Bill Sizemore, a former Republican nominee for governor who for decades successfully ran anti-tax ballot initiatives, entered the 2022 race for governor on Feb. 7.
He says his decision was spurred in part by last week’s report by WW that Sandy Mayor Stan Pulliam had in the past been part of a Portland swingers’ group. “I did not want to run unless I saw a path to victory,” Sizemore says, “and there have been several events that led me to believe that this is the time when we are going to end the 30-year drought of elected Republicans for governor.”
Sizemore lost to Gov. John Kitzhaber in 1998 by 34 percentage points, but he had an outsized impact on this state as a founder of Oregon Taxpayers United and in his successful effort to restrict tax increases, specifically Measure 47, which passed in 1996, limiting property tax increases to 3% a year.
He also once declared bankruptcy over $1 million in debts he incurred related to a civil lawsuit won by the state’s teachers’ union challenging Sizemore’s campaign finances and signature-gathering operations. “I have the scars to prove I fought all of those fights, and many more,” he says in a statement. “Whether I won or lost, those battles have built into me the will and strength of character the next governor of Oregon will need to turn our state around.”
Sizemore estimates he cut property taxes “by well over $10 billion,” he also says. “Average homeowners across the state have saved as much as $35,000 and more due to my tax measures.”
Sizemore, 70, who lives in Redmond, said there were two key factors that made him jump into the primary: First, he doesn’t support Dr. Bud Pierce, who currently leads in Republican polling. “He says a lot of the right things,” Sizemore says, “but I’m not persuaded that he’s truly the kind of strong conservative we need to turn the state around.”

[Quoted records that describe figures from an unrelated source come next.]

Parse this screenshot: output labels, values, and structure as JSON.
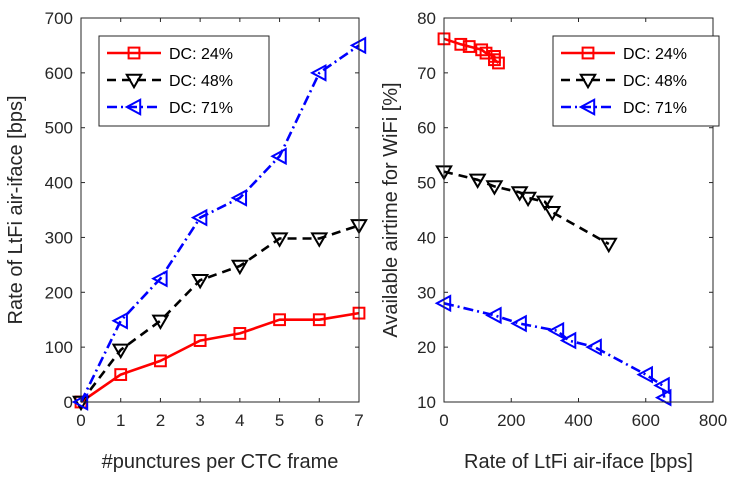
{
  "chart_data": [
    {
      "type": "line",
      "title": "",
      "xlabel": "#punctures per CTC frame",
      "ylabel": "Rate of LtFi air-iface [bps]",
      "xlim": [
        0,
        7
      ],
      "ylim": [
        0,
        700
      ],
      "xticks": [
        "0",
        "1",
        "2",
        "3",
        "4",
        "5",
        "6",
        "7"
      ],
      "yticks": [
        "0",
        "100",
        "200",
        "300",
        "400",
        "500",
        "600",
        "700"
      ],
      "xtick_values": [
        0,
        1,
        2,
        3,
        4,
        5,
        6,
        7
      ],
      "ytick_values": [
        0,
        100,
        200,
        300,
        400,
        500,
        600,
        700
      ],
      "grid": false,
      "legend_position": "top-left",
      "series": [
        {
          "name": "DC: 24%",
          "color": "#ff0000",
          "dash": "solid",
          "marker": "square",
          "x": [
            0,
            1,
            2,
            3,
            4,
            5,
            6,
            7
          ],
          "y": [
            0,
            50,
            75,
            112,
            125,
            150,
            150,
            162
          ]
        },
        {
          "name": "DC: 48%",
          "color": "#000000",
          "dash": "dashed",
          "marker": "triangle-down",
          "x": [
            0,
            1,
            2,
            3,
            4,
            5,
            6,
            7
          ],
          "y": [
            0,
            95,
            148,
            222,
            248,
            298,
            298,
            322
          ]
        },
        {
          "name": "DC: 71%",
          "color": "#0000ff",
          "dash": "dashdot",
          "marker": "triangle-left",
          "x": [
            0,
            1,
            2,
            3,
            4,
            5,
            6,
            7
          ],
          "y": [
            0,
            148,
            225,
            336,
            372,
            448,
            600,
            650
          ]
        }
      ]
    },
    {
      "type": "line",
      "title": "",
      "xlabel": "Rate of LtFi air-iface [bps]",
      "ylabel": "Available airtime for WiFi [%]",
      "xlim": [
        0,
        800
      ],
      "ylim": [
        10,
        80
      ],
      "xticks": [
        "0",
        "200",
        "400",
        "600",
        "800"
      ],
      "yticks": [
        "10",
        "20",
        "30",
        "40",
        "50",
        "60",
        "70",
        "80"
      ],
      "xtick_values": [
        0,
        200,
        400,
        600,
        800
      ],
      "ytick_values": [
        10,
        20,
        30,
        40,
        50,
        60,
        70,
        80
      ],
      "grid": false,
      "legend_position": "top-right",
      "series": [
        {
          "name": "DC: 24%",
          "color": "#ff0000",
          "dash": "solid",
          "marker": "square",
          "x": [
            0,
            50,
            75,
            112,
            125,
            150,
            150,
            162
          ],
          "y": [
            76.2,
            75.2,
            74.8,
            74.2,
            73.6,
            73.0,
            72.4,
            71.8
          ]
        },
        {
          "name": "DC: 48%",
          "color": "#000000",
          "dash": "dashed",
          "marker": "triangle-down",
          "x": [
            0,
            100,
            150,
            225,
            250,
            300,
            322,
            490
          ],
          "y": [
            52,
            50.5,
            49.3,
            48.2,
            47.2,
            46.5,
            44.6,
            38.8
          ]
        },
        {
          "name": "DC: 71%",
          "color": "#0000ff",
          "dash": "dashdot",
          "marker": "triangle-left",
          "x": [
            0,
            150,
            225,
            336,
            372,
            448,
            600,
            650,
            655
          ],
          "y": [
            28,
            25.8,
            24.3,
            23,
            21.2,
            20,
            15,
            13,
            10.8
          ]
        }
      ]
    }
  ]
}
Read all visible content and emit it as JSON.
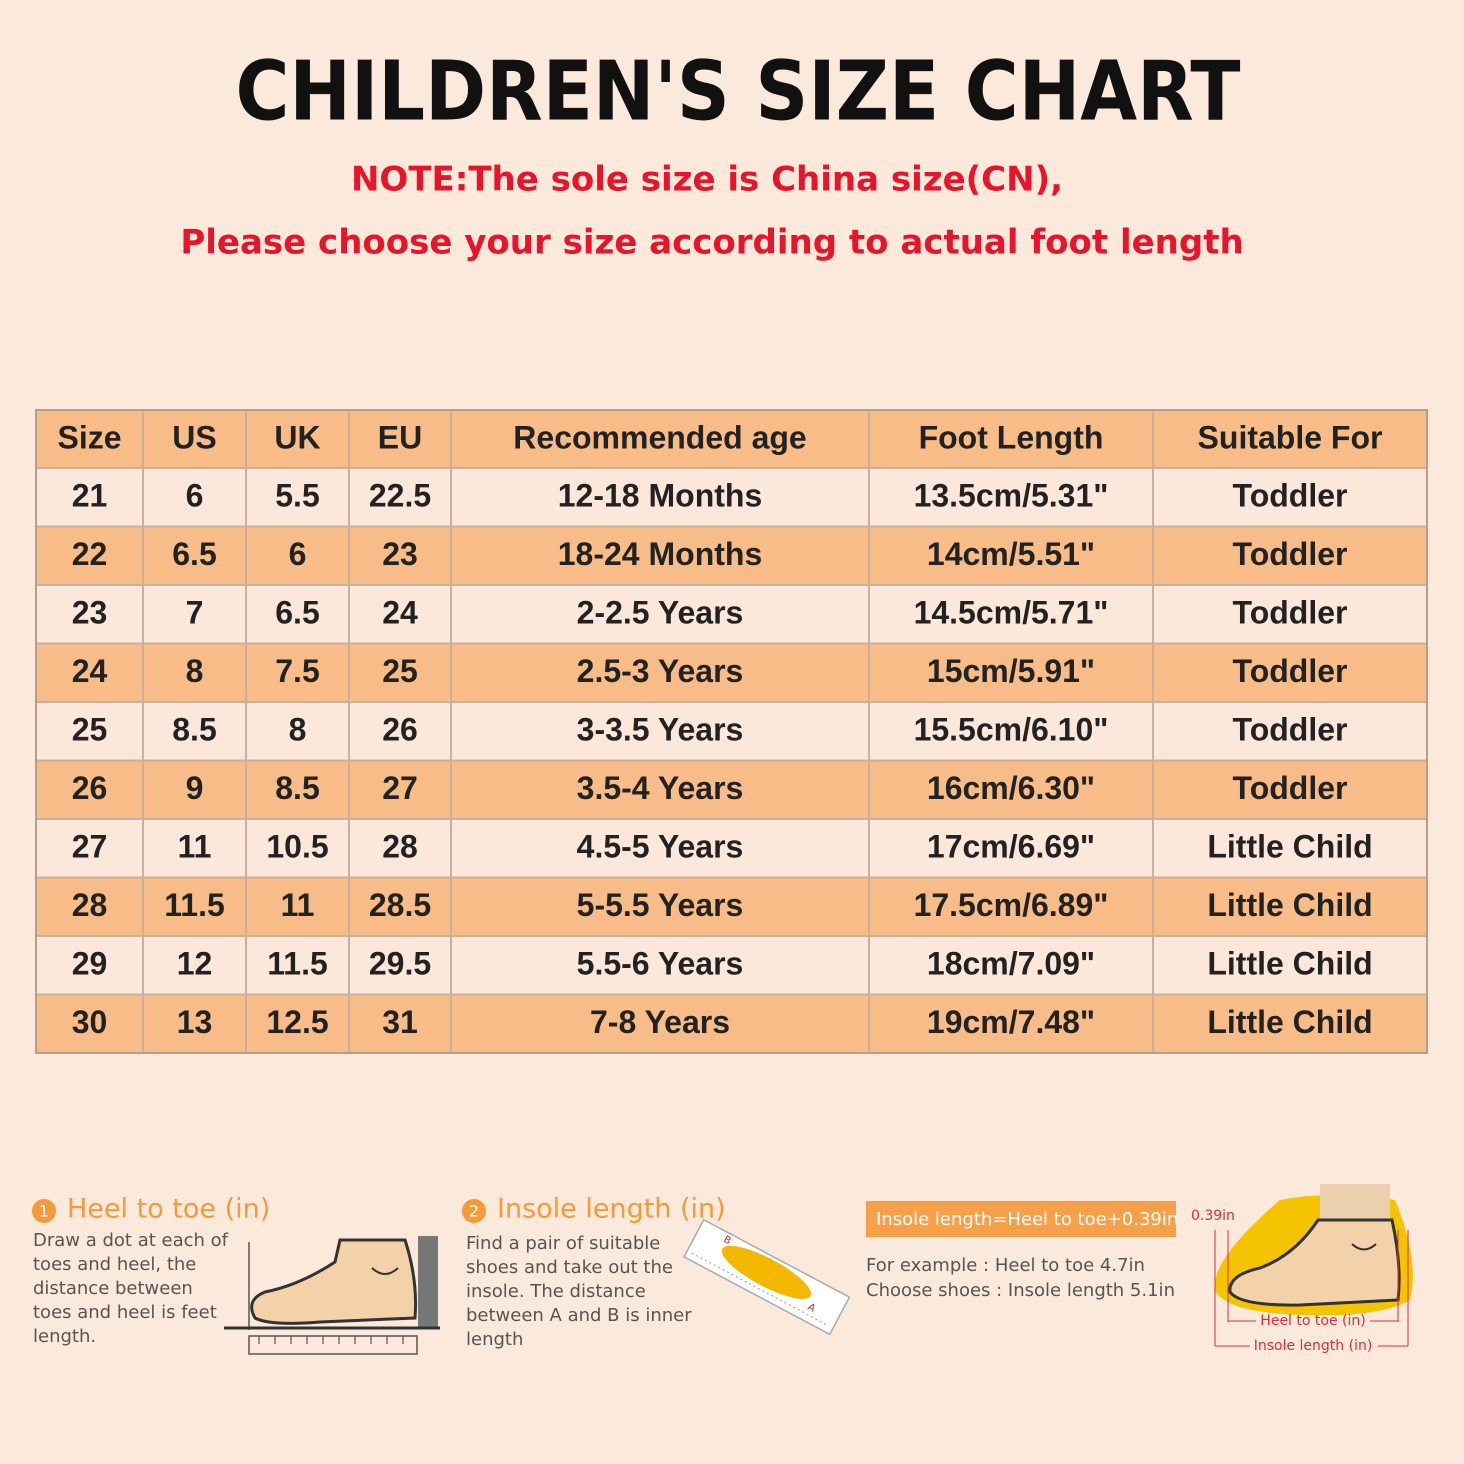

And he said Pulliam’s acknowledgement last week that he and his wife “explored mutual relationships with other couples” as WW reported last week. “Stan Pulliam was making a run at it, but I think his problem, that you guys broke the news on, is going to make it very difficult for him to continue.”
Sizemore says he likes his chances, not just in the primary but in the general election as well.
“There’s a lot of voters in Oregon right now, reevaluating their commitment to straight line party voting,” he says. “They’ve seen what leftist Democrats have done to the state and to the city of Portland, all of the lockdowns and mandates and failure to deal with antifa and the homeless crisis in Portland. That’s turning Portland into another Detroit or Baltimore.”